Semoga Allah mengganti setiap kesedihanmu dengan masa depan yang jauh lebih baik, kemudahan dalam menghadapi setiap ujian hidup, dan berkah dalam setiap rezeki. Semoga Allah selalu menguatkanmu untuk jadi istri dan ibu yang lebih baik dari sebelumnya. #peluk sayang…

Jum’at sore, adik yang lain pasang status sedang sedih karena harus antri panjang untuk beli bensin, telat antar anak latihan taekwondo, dan tetap harus menjalankan peran istri dari seorang pengusaha yang sedang berjuang untuk disebut “cukup kaya”. Saya membalas statusnya, menyampaikan nasehat kesabaran. Berharap nasehat itu kembali pada diri sendiri.

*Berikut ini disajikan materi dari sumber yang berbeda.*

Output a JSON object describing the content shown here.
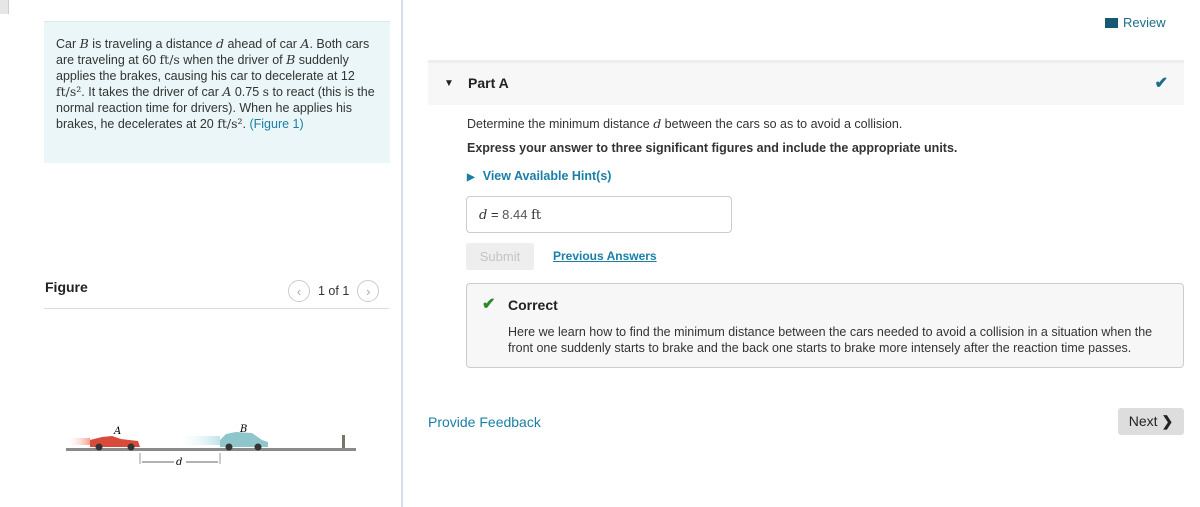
{
  "problem": {
    "t1": "Car ",
    "B": "B",
    "t2": " is traveling a distance ",
    "d": "d",
    "t3": " ahead of car ",
    "A": "A",
    "t4": ". Both cars are traveling at 60 ",
    "u1": "ft/s",
    "t5": " when the driver of ",
    "B2": "B",
    "t6": " suddenly applies the brakes, causing his car to decelerate at 12 ",
    "u2": "ft/s²",
    "t7": ". It takes the driver of car ",
    "A2": "A",
    "t8": " 0.75 ",
    "u3": "s",
    "t9": " to react (this is the normal reaction time for drivers). When he applies his brakes, he decelerates at 20 ",
    "u4": "ft/s²",
    "t10": ". ",
    "figure_link": "(Figure 1)"
  },
  "figure": {
    "title": "Figure",
    "count": "1 of 1",
    "label_a": "A",
    "label_b": "B",
    "label_d": "d"
  },
  "header": {
    "review": "Review"
  },
  "part": {
    "label": "Part A",
    "q1": "Determine the minimum distance ",
    "qvar": "d",
    "q2": " between the cars so as to avoid a collision.",
    "instructions": "Express your answer to three significant figures and include the appropriate units.",
    "hint": "View Available Hint(s)",
    "answer_var": "d",
    "answer_eq": " = ",
    "answer_value": "8.44",
    "answer_unit": "ft",
    "submit": "Submit",
    "previous": "Previous Answers"
  },
  "feedback": {
    "title": "Correct",
    "text": "Here we learn how to find the minimum distance between the cars needed to avoid a collision in a situation when the front one suddenly starts to brake and the back one starts to brake more intensely after the reaction time passes."
  },
  "footer": {
    "provide_feedback": "Provide Feedback",
    "next": "Next"
  },
  "colors": {
    "link": "#1a7fa6",
    "correct": "#2a8a2a",
    "problem_bg": "#eaf6f7"
  }
}
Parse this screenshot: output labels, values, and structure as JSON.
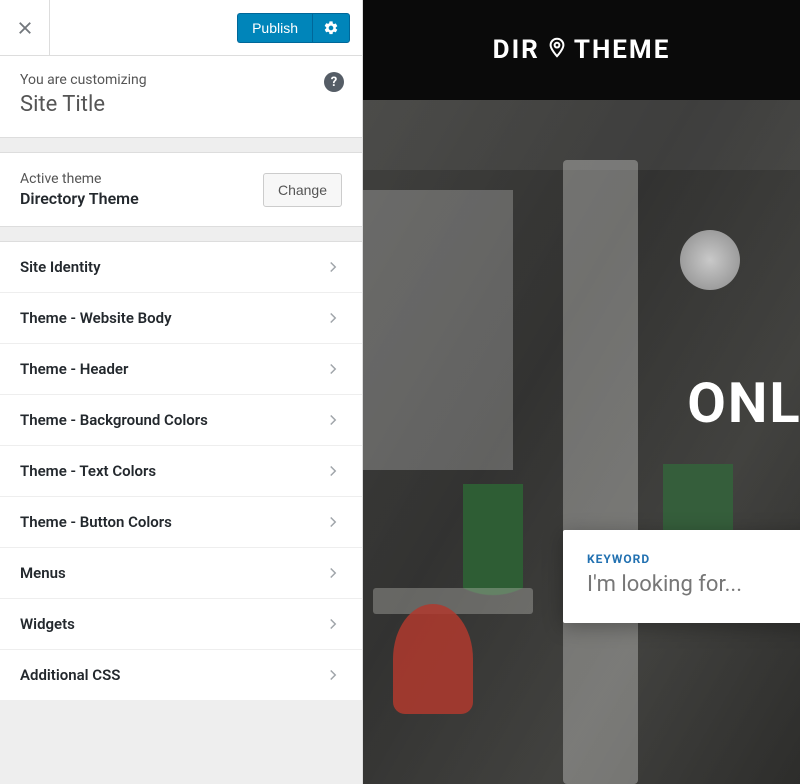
{
  "colors": {
    "accent": "#0085ba",
    "accent_border": "#006799"
  },
  "toolbar": {
    "publish_label": "Publish"
  },
  "context": {
    "label": "You are customizing",
    "title": "Site Title"
  },
  "theme": {
    "label": "Active theme",
    "name": "Directory Theme",
    "change_label": "Change"
  },
  "menu": {
    "items": [
      {
        "label": "Site Identity"
      },
      {
        "label": "Theme - Website Body"
      },
      {
        "label": "Theme - Header"
      },
      {
        "label": "Theme - Background Colors"
      },
      {
        "label": "Theme - Text Colors"
      },
      {
        "label": "Theme - Button Colors"
      },
      {
        "label": "Menus"
      },
      {
        "label": "Widgets"
      },
      {
        "label": "Additional CSS"
      }
    ]
  },
  "preview": {
    "logo_left": "DIR",
    "logo_right": "THEME",
    "hero_title": "ONLI",
    "search": {
      "label": "KEYWORD",
      "placeholder": "I'm looking for..."
    }
  }
}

Status balasan itu kemudian berekor pada cerita panjang. Beberapa hari lalu, pegawainya yang jadi sopir tidak sengaja melindas kaki temannya yang juga kernet, dan kemudian temannya itu meninggal. Bukan meninggal di tempat, tapi akibat kurang sigapnya perawatan di rumah sakit setelah kejadian. Beruntung, orang tua korban paham pada kondisi dan tidak menuntut secara hukum.

Bagaimanapun, santunan sepantasnya tetap wajib diberikan kepada keluarga yang ditinggalkan. Kejadian ini sesungguhnya bukan yang pertama, karena bulan kemarin kakaknya yang tinggal beda pulau mengalami kecelakaan, tidak sengaja menabrak orang dan yang ditabrak meninggal. Keluarga korban menuntut ganti rugi motor baru, tunjangan untuk 4 anak korban yang ditinggalkan, dan pengurusan jasa raharja sampai cair.

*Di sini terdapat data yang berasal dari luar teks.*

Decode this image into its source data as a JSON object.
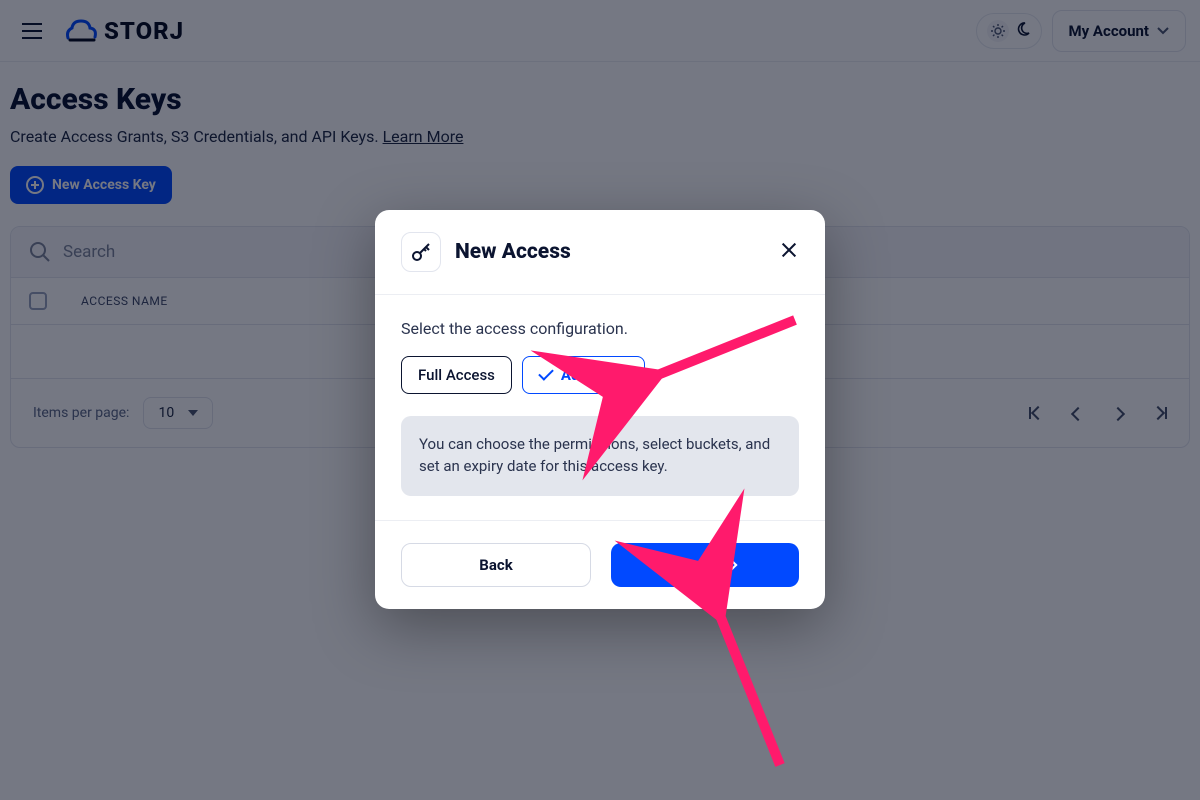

Selesai urusan yang menghabiskan puluhan juta itu, musibah lain datang dari pegawainya sendiri. Saya langsung membayangkan seandainya ada di posisi dia sebagai istri pengusaha yang karyawannya mengalami kejadian tragis begitu, mungkin tidak sanggup. Juga sebagai seorang anak yang harus menanggung kehidupan keluarga besarnya.

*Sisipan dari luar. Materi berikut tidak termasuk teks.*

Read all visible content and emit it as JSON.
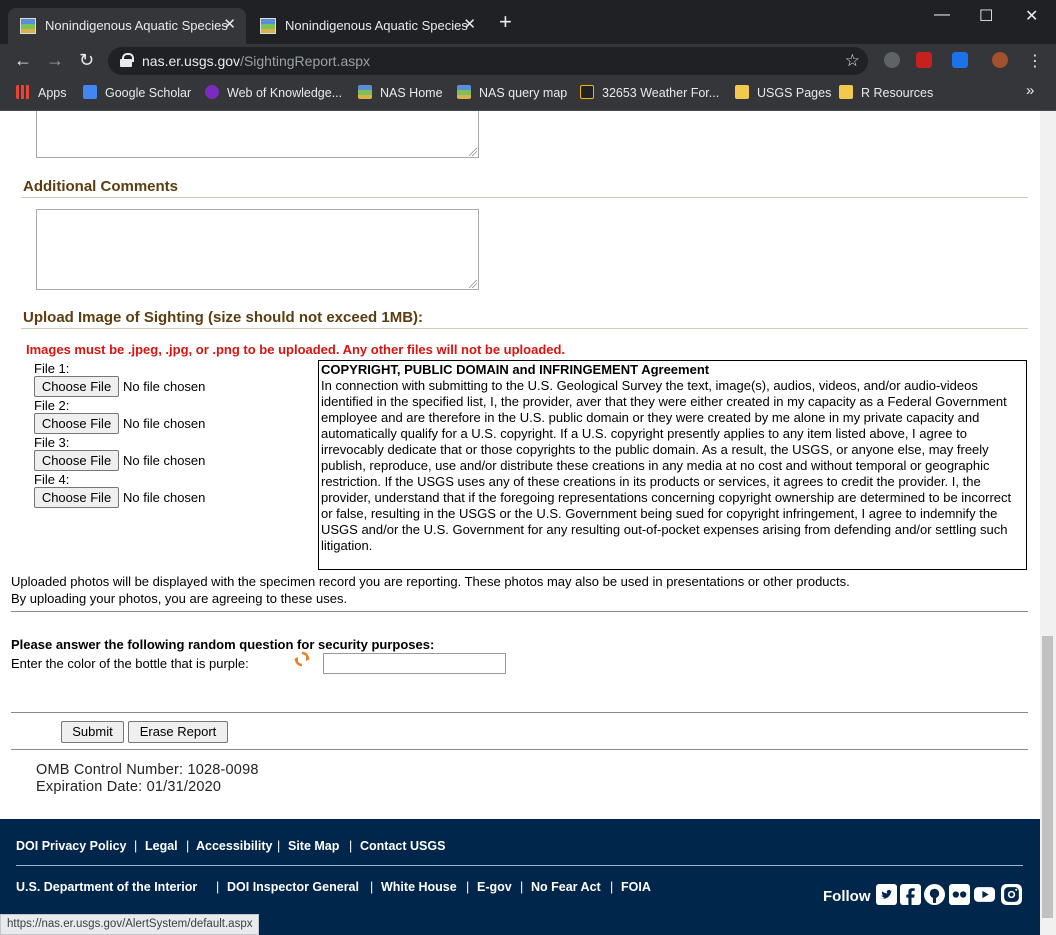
{
  "browser": {
    "tabs": [
      {
        "title": "Nonindigenous Aquatic Species",
        "active": true
      },
      {
        "title": "Nonindigenous Aquatic Species",
        "active": false
      }
    ],
    "new_tab": "+",
    "window_controls": {
      "minimize": "—",
      "maximize": "☐",
      "close": "✕"
    },
    "url_host": "nas.er.usgs.gov",
    "url_path": "/SightingReport.aspx",
    "bookmarks": [
      {
        "label": "Apps",
        "icon": "apps-grid-icon"
      },
      {
        "label": "Google Scholar",
        "icon": "google-scholar-icon"
      },
      {
        "label": "Web of Knowledge...",
        "icon": "web-of-knowledge-icon"
      },
      {
        "label": "NAS Home",
        "icon": "nas-icon"
      },
      {
        "label": "NAS query map",
        "icon": "nas-icon"
      },
      {
        "label": "32653 Weather For...",
        "icon": "wunderground-icon"
      },
      {
        "label": "USGS Pages",
        "icon": "folder-icon"
      },
      {
        "label": "R Resources",
        "icon": "folder-icon"
      }
    ],
    "bookmarks_overflow": "»",
    "status_url": "https://nas.er.usgs.gov/AlertSystem/default.aspx"
  },
  "form": {
    "additional_comments_heading": "Additional Comments",
    "upload_heading": "Upload Image of Sighting (size should not exceed 1MB):",
    "upload_warning": "Images must be .jpeg, .jpg, or .png to be uploaded. Any other files will not be uploaded.",
    "files": [
      {
        "label": "File 1:",
        "button": "Choose File",
        "status": "No file chosen"
      },
      {
        "label": "File 2:",
        "button": "Choose File",
        "status": "No file chosen"
      },
      {
        "label": "File 3:",
        "button": "Choose File",
        "status": "No file chosen"
      },
      {
        "label": "File 4:",
        "button": "Choose File",
        "status": "No file chosen"
      }
    ],
    "agreement_title": "COPYRIGHT, PUBLIC DOMAIN and INFRINGEMENT Agreement",
    "agreement_text": "In connection with submitting to the U.S. Geological Survey the text, image(s), audios, videos, and/or audio-videos identified in the specified list, I, the provider, aver that they were either created in my capacity as a Federal Government employee and are therefore in the U.S. public domain or they were created by me alone in my private capacity and automatically qualify for a U.S. copyright. If a U.S. copyright presently applies to any item listed above, I agree to irrevocably dedicate that or those copyrights to the public domain. As a result, the USGS, or anyone else, may freely publish, reproduce, use and/or distribute these creations in any media at no cost and without temporal or geographic restriction. If the USGS uses any of these creations in its products or services, it agrees to credit the provider. I, the provider, understand that if the foregoing representations concerning copyright ownership are determined to be incorrect or false, resulting in the USGS or the U.S. Government being sued for copyright infringement, I agree to indemnify the USGS and/or the U.S. Government for any resulting out-of-pocket expenses arising from defending and/or settling such litigation.",
    "photo_note_1": "Uploaded photos will be displayed with the specimen record you are reporting. These photos may also be used in presentations or other products.",
    "photo_note_2": "By uploading your photos, you are agreeing to these uses.",
    "security_heading": "Please answer the following random question for security purposes:",
    "security_question": "Enter the color of the bottle that is purple:",
    "security_answer": "",
    "submit_label": "Submit",
    "erase_label": "Erase Report",
    "omb_number": "OMB Control Number: 1028-0098",
    "expiration": "Expiration Date: 01/31/2020"
  },
  "footer": {
    "row1": [
      "DOI Privacy Policy",
      "Legal",
      "Accessibility",
      "Site Map",
      "Contact USGS"
    ],
    "row2": [
      "U.S. Department of the Interior",
      "DOI Inspector General",
      "White House",
      "E-gov",
      "No Fear Act",
      "FOIA"
    ],
    "separator": "|",
    "follow_label": "Follow",
    "social": [
      "twitter-icon",
      "facebook-icon",
      "github-icon",
      "flickr-icon",
      "youtube-icon",
      "instagram-icon"
    ]
  }
}
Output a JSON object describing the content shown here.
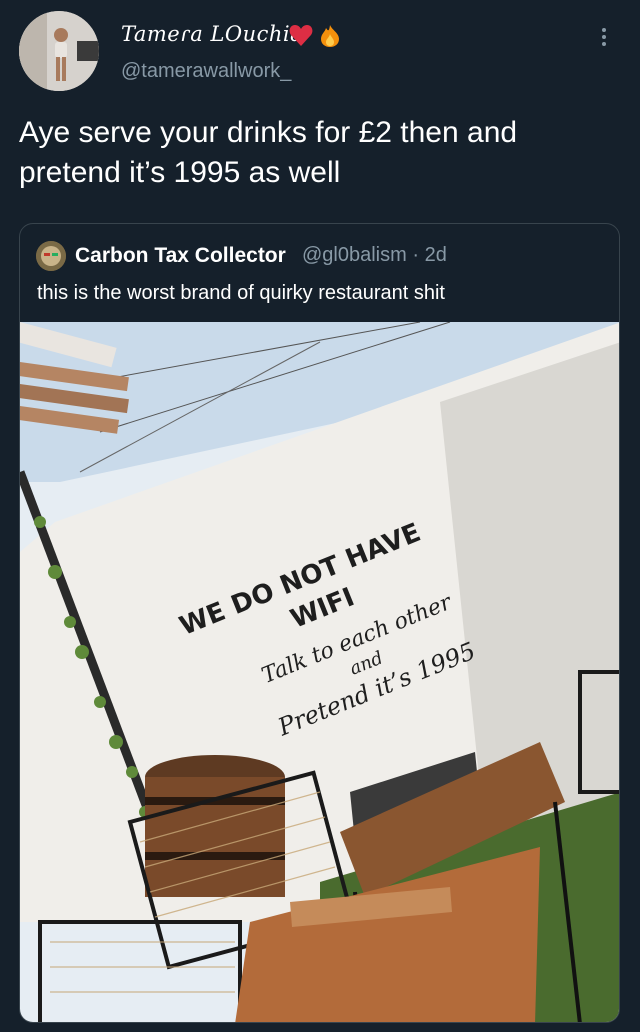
{
  "tweet": {
    "display_name": "Tameɾa LOuchia",
    "handle": "@tamerawallwork_",
    "text": "Aye serve your drinks for £2 then and pretend it’s 1995 as well"
  },
  "quoted_tweet": {
    "display_name": "Carbon Tax Collector",
    "handle": "@gl0balism",
    "separator": "·",
    "age": "2d",
    "text": "this is the worst brand of quirky restaurant shit",
    "photo": {
      "sign_line_1": "WE DO NOT HAVE",
      "sign_line_2": "WIFI",
      "sign_line_3": "Talk to each other",
      "sign_line_4": "and",
      "sign_line_5": "Pretend it’s 1995"
    }
  },
  "icons": [
    "heart-emoji",
    "fire-emoji",
    "more-options-icon"
  ],
  "colors": {
    "background": "#15202b",
    "secondary_text": "#8899a6",
    "border": "#38444d"
  }
}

Ujian Sesuai Batas Kesanggupan Masing-Masing

Seringkali kita merasa ujian yang harus kita hadapi adalah yang paling berat. Sehingga jika ujian itu digantikan orang lain, tidak akan sanggup. Hal ini sesungguhnya benar, karena berlaku juga sebaliknya. Ujian yang orang lain hadapi, tidak akan sanggup kita pikul. Karena memang sifat ujian itu menyesuaikan dengan penerimanya.

Semakin berat ujian, semakin tinggi level kesulitan yang harus dihadapi. Hukum alam berlaku universal, sehingga kita tidak bisa memilih ujian apa yang harus kita hadapi saat ini. Ujian hampir selalu datang pada titik lemah kita sebagai manusia.

Saat kita lemah dalam mengatur keuangan, maka ujiannya adalah tentang bagaimana mengatur keuangan. Saat kita lemah dalam mengelola perasaan, maka ujian yang hadir adalah agar kita mampu mengatur perasaan sehingga tidak menjadikan orang lain sebagai korban. Saat kita tidak mampu menolak sesuatu, maka jangan heran dihadapkan pada pilihan yang sulit diterima.

Baik, sekarang saatnya menerima bahwa status jomlo belum akan berganti dalam hitungan hari. Tidak mengapa, karena sungguh, saya ingin merasa ridha dengan kesulitan dan kebahagiaan yang Allah tetapkan. Saya ingin termasuk dalam orang yang sabar, saya ingin terus berharap padaNya. Lewat doa, sikap, ucap, dan setiap laku dalam hidup.